Dry Matter and Stem Reserves Mobilization to Grain Yield

The stress tolerance efficiency of cereals relies not only on the assimilation of dry matter and stem reserves but also on the effective partitioning of these reserves to grains. Khalilzadeh et al. [5] found that contributions become greater when plants are cultivated under salinity stress rather than no salinity treatment. The amount of dry matter remobilization and its contribution to grain yield are more affected by the source and sink relations and environmental conditions [40]. It seems that one rationale behind this may be improving the chlorophyll index (Fig. 2) under favorable conditions and accessibility to sufficient resources, which can increase current photosynthesis. However, accessibility to nutrient sources (e.g., Zn) is limited when the plants are under salinity conditions. In such conditions, an increase in the grain weight under the application of Zn is mainly attributed to the higher number of endosperm cells that cause reduced sink strength. Similar results have been reported by previous researchers, indicating that the application of nano ZnO decreased dry matter remobilization to grain, contributing stem reserves to grain [38].

Grain Yield

Babaei et al. [11] concluded that the application of Zn under salinity stress conditions increased the quantum yield, RWC, chlorophyll index, and grain yield. Kheirizadeh Arough et al. [23] also indicated that the application of Zn could increase chlorophyll content, quantum yield, RWC, and grain yield under stress conditions. Based on the findings of Seyed Sharifi et al. [38], the application of nano ZnO increased the grain filling components (e.g., effective grain filling period, grain filling period, and grain filling rate) of triticale. It seems that the soil and foliar application of Zn, by improving RWC, chlorophyll content, and stomatal conductance (Table 2) while reducing EC (Table 2), could increase the grain yield (Table 5). Chattha et al. [7] reported that the application of Zn under salinity stress conditions improved the rate of photosynthesis and increased grain yield of wheat by reducing electrolyte leakage while increasing quantum yield, chlorophyll content, and stomatal conductance.

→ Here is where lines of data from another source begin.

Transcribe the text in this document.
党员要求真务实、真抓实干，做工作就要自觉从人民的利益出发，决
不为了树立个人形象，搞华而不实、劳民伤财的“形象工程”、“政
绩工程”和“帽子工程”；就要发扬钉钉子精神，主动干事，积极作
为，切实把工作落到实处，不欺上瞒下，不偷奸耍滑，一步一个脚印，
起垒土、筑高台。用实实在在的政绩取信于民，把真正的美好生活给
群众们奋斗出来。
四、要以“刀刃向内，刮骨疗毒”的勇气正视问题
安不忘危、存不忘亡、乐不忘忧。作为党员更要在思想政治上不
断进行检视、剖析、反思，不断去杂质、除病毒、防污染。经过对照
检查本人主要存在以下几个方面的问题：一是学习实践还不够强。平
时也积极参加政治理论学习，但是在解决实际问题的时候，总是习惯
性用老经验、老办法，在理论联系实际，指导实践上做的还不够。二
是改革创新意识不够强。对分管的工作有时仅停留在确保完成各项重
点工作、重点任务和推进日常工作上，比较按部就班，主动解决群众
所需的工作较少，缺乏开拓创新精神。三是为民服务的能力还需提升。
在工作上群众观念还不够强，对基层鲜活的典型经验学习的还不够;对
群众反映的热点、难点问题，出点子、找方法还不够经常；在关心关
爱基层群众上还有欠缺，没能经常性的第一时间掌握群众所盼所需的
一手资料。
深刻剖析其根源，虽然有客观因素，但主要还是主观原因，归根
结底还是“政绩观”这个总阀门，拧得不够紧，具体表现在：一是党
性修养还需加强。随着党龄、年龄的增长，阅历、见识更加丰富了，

The results revealed that the maximum of the shoot and stem dry matter remobilization, the contribution of stem reserves to the grain yield, and EC were observed in S4Zn1. Salinity severe stress as S4 decreased RWC, stomata conductance, chlorophyll index, LAI, and quantum yield (Fv/Fm), whereas the application of Zn improved these traits under salinity stress and normal conditions. Thus, the highest levels of RWC, stomata conductance, chlorophyll index, LAI, and quantum yield were observed in S1Zn4, which caused a 34.56% increase in the grain yield in comparison with S4Zn1. Hence, it seems that the application of Zn, especially combined soil and foliar application of Zn, can be recommended for profitable wheat production under soil salt stress conditions.